Rupanya beberapa hari ini riwayat belanja akun Zea cukup banyak, ada pesanan yang sudah terselesaikan dan masih banyak yang sedang dalam perjalanan. Semuanya dikirim ke rumah yang seharusnya akan menjadi tempat tinggal mereka setelah resmi menikah. Rumah yang pada akhirnya Jefry tempati bersama wanita yang telah dihamili olehnya. Sialan sekali, bukan?
Konyolnya, riwayat belanjanya didominasi oleh perlengkapan bayi, s**u dan vitamin ibu hamil, barang-barang yang Zea yakini milik selingkuhan Jefry hingga perlengkapan rumah tangga.
Dasar nggak tahu diri! Bisa-bisanya Jefry menggunakan paylater milik Zea untuk membeli semua itu. Parahnya lagi, Jefry juga memakai jasa gestun alias gesek tunai untuk mencairkan dana paylater tersebut.

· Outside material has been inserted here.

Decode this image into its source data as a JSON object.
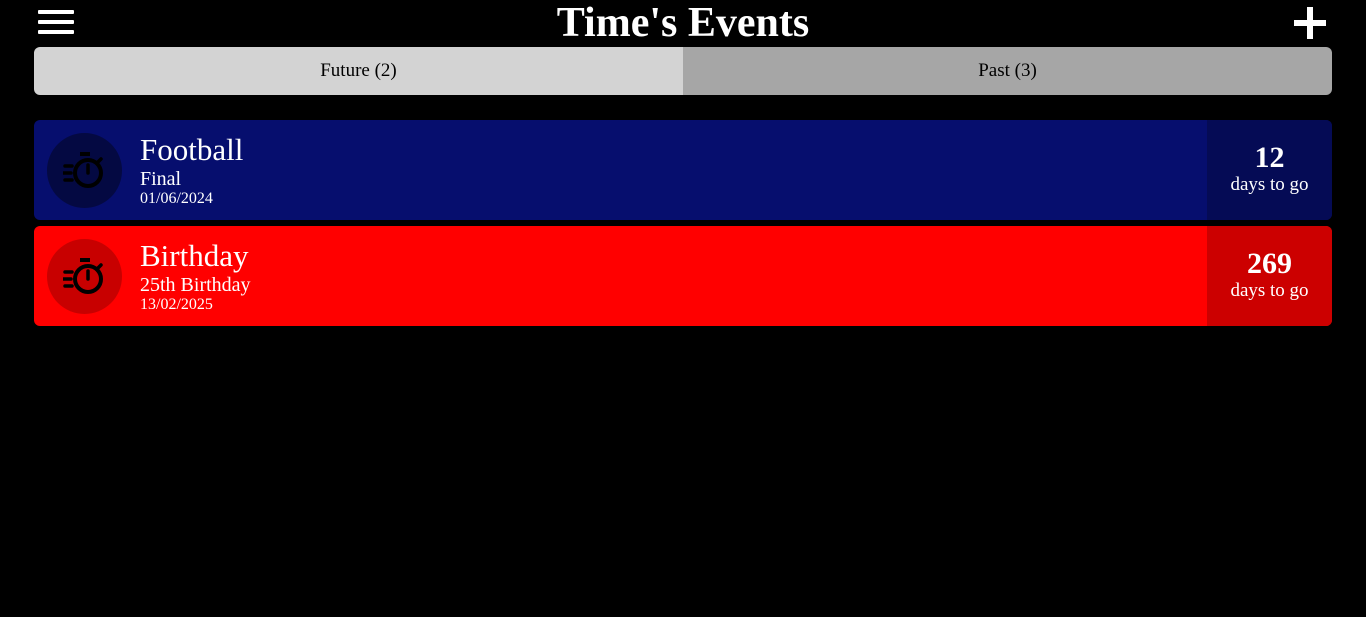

“Bonus dari batal nikah adalah … aku punya banyak utang. Sialan!” gumam Zea tepat setelah mengganti password marketplace-nya. Ia juga membatalkan pesanan yang masih bisa diselamatkan.

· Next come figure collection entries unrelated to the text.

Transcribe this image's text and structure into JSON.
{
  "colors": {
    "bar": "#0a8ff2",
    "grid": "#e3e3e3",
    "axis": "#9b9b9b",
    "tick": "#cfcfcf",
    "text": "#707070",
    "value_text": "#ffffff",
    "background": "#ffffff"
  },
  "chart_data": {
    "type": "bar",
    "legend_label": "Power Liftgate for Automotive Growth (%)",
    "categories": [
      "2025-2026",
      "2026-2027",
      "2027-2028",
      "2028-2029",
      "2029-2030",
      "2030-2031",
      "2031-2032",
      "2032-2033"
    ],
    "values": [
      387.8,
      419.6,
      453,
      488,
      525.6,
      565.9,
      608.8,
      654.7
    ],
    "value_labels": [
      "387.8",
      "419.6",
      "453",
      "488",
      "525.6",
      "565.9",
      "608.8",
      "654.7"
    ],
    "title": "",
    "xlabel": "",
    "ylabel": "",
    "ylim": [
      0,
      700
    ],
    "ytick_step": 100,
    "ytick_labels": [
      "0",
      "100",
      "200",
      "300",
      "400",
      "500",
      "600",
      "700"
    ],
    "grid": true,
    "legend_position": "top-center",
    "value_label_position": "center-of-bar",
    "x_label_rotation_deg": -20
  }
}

Zea yang frustrasi, menuangkan minuman beralkohol ke dalam gelasnya lalu meminumnya dalam sekali teguk. Masih kurang, Zea melakukannya lagi hingga berulang-ulang sampai akhirnya wanita itu mabuk.
Zea, kamu pikir ini drama yang memutuskan mabuk saat sedang diterpa masalah?
***
Rubi merangkul Zea turun dari mobilnya. Zea yang antara sadar dan tidak sadar lantaran mabuk parah sehingga jalannya pun menjadi sempoyongan. Tiba di depan pintu nomor dua, Rubi mencoba menyadarkan Zea agar memasukkan sandi pintu yang benar. Sandinya tentu sudah diubah semenjak Zea tinggal di sini sehingga Rubi tidak lagi mengetahuinya. Selain itu, kartu aksesnya pun sudah berikan pada Zea.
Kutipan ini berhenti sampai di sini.